For many years, I have strongly opted for the devel-beta-release cycle for rsyslog, where a transition from beta to release only happens after two to three month in order to be sure that a stable version really was stable. This worked well, because early adopters of the beta branches helped to iron out any remaining bugs. Unfortunately, I see this the early adoption rate decline for around two years now (actually starting with v5). The reason is probably obvious: rsyslog has become so feature-rich that users usually do not see any need to work with the beta versions but rather wait for stable. The bottom line is that when everybody waits for stable, the beta won’t stabilize at all ;-).
Unfortunately, I have seen this, too, happen in practice: even though we had very lengthy beta periods, problem reports just came in after the beta has been declared to be stable. At that time, many folks seem to start using the system, and as nobody did any testing before, things then begin to break. I guess there is noone to blame, that’s just how things work. However, one needs to know that I invest quite some time into the devel-beta-stable cycle. Time, that is most probably better spent at other things, if looked at in the light of what I just described.

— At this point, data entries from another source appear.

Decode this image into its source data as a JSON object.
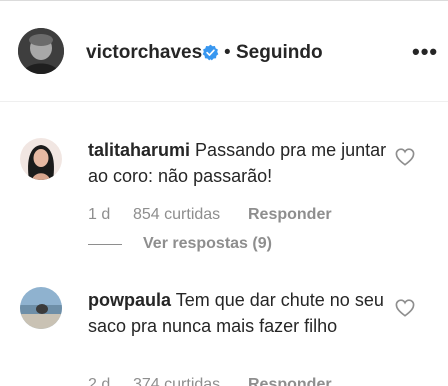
{
  "post_header": {
    "username": "victorchaves",
    "separator": "•",
    "follow_status": "Seguindo",
    "more_label": "•••"
  },
  "comments": [
    {
      "username": "talitaharumi",
      "text": "Passando pra me juntar ao coro: não passarão!",
      "age": "1 d",
      "likes": "854 curtidas",
      "reply_label": "Responder",
      "view_replies": "Ver respostas (9)"
    },
    {
      "username": "powpaula",
      "text": "Tem que dar chute no seu saco pra nunca mais fazer filho",
      "age": "2 d",
      "likes": "374 curtidas",
      "reply_label": "Responder"
    }
  ],
  "icons": {
    "verified": "verified-badge-icon",
    "heart": "heart-outline-icon",
    "more": "more-options-icon"
  },
  "colors": {
    "text": "#262626",
    "secondary": "#8e8e8e",
    "verified": "#3897f0",
    "divider": "#efefef"
  }
}
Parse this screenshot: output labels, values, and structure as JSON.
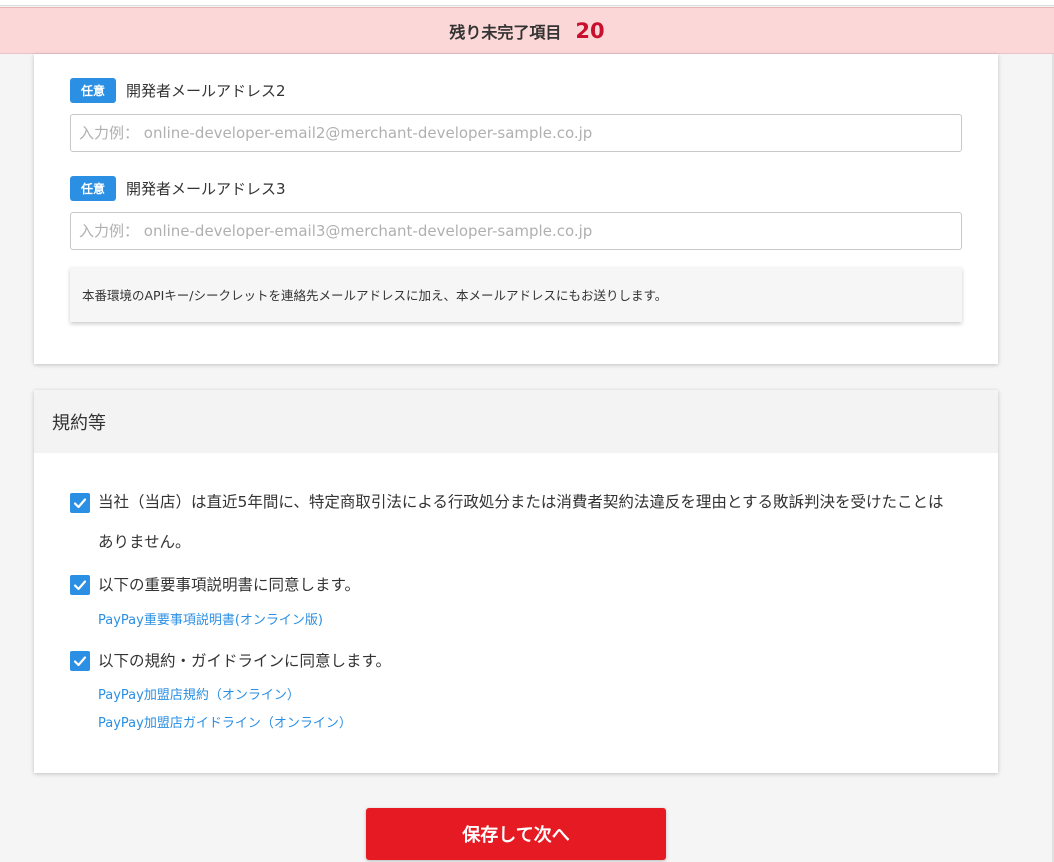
{
  "banner": {
    "label": "残り未完了項目",
    "count": "20"
  },
  "developer_emails": [
    {
      "badge": "任意",
      "label": "開発者メールアドレス2",
      "placeholder": "入力例： online-developer-email2@merchant-developer-sample.co.jp",
      "value": ""
    },
    {
      "badge": "任意",
      "label": "開発者メールアドレス3",
      "placeholder": "入力例： online-developer-email3@merchant-developer-sample.co.jp",
      "value": ""
    }
  ],
  "note": "本番環境のAPIキー/シークレットを連絡先メールアドレスに加え、本メールアドレスにもお送りします。",
  "terms": {
    "title": "規約等",
    "items": [
      {
        "checked": true,
        "text": "当社（当店）は直近5年間に、特定商取引法による行政処分または消費者契約法違反を理由とする敗訴判決を受けたことはありません。"
      },
      {
        "checked": true,
        "text": "以下の重要事項説明書に同意します。",
        "links": [
          "PayPay重要事項説明書(オンライン版)"
        ]
      },
      {
        "checked": true,
        "text": "以下の規約・ガイドラインに同意します。",
        "links": [
          "PayPay加盟店規約（オンライン）",
          "PayPay加盟店ガイドライン（オンライン）"
        ]
      }
    ]
  },
  "save_button": "保存して次へ",
  "colors": {
    "banner_bg": "#fcd7d7",
    "count_red": "#c8102e",
    "accent_blue": "#2b8fe3",
    "button_red": "#e61a22"
  }
}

As such, I will most probably change our “stable” policy for rsyslog soon: the tag “stable” will no longer mean that the product has actually stabilized, but that we are ready to support it as a stable version (probably very important to those folks with support contracts). While this may sound harsh, it has a lot of good: first of all, this is what actually happens for 2+ years already, just with a 3-month delay. So we spare these months, what means new features will become more readily available, and bugs are probably quicker found AND fixed (because if a bug reports is closer to implementation, it is usually easier to figure out what is wrong). With that said, rsyslog 7.2 will probably the last stable that went through the usual cycle.
If you have a great idea how we can actually get more beta deployments, I’ll reconsider that decision.
Note that we will still have devel-beta-stable branches, but beta will much quicker turn into stable than before.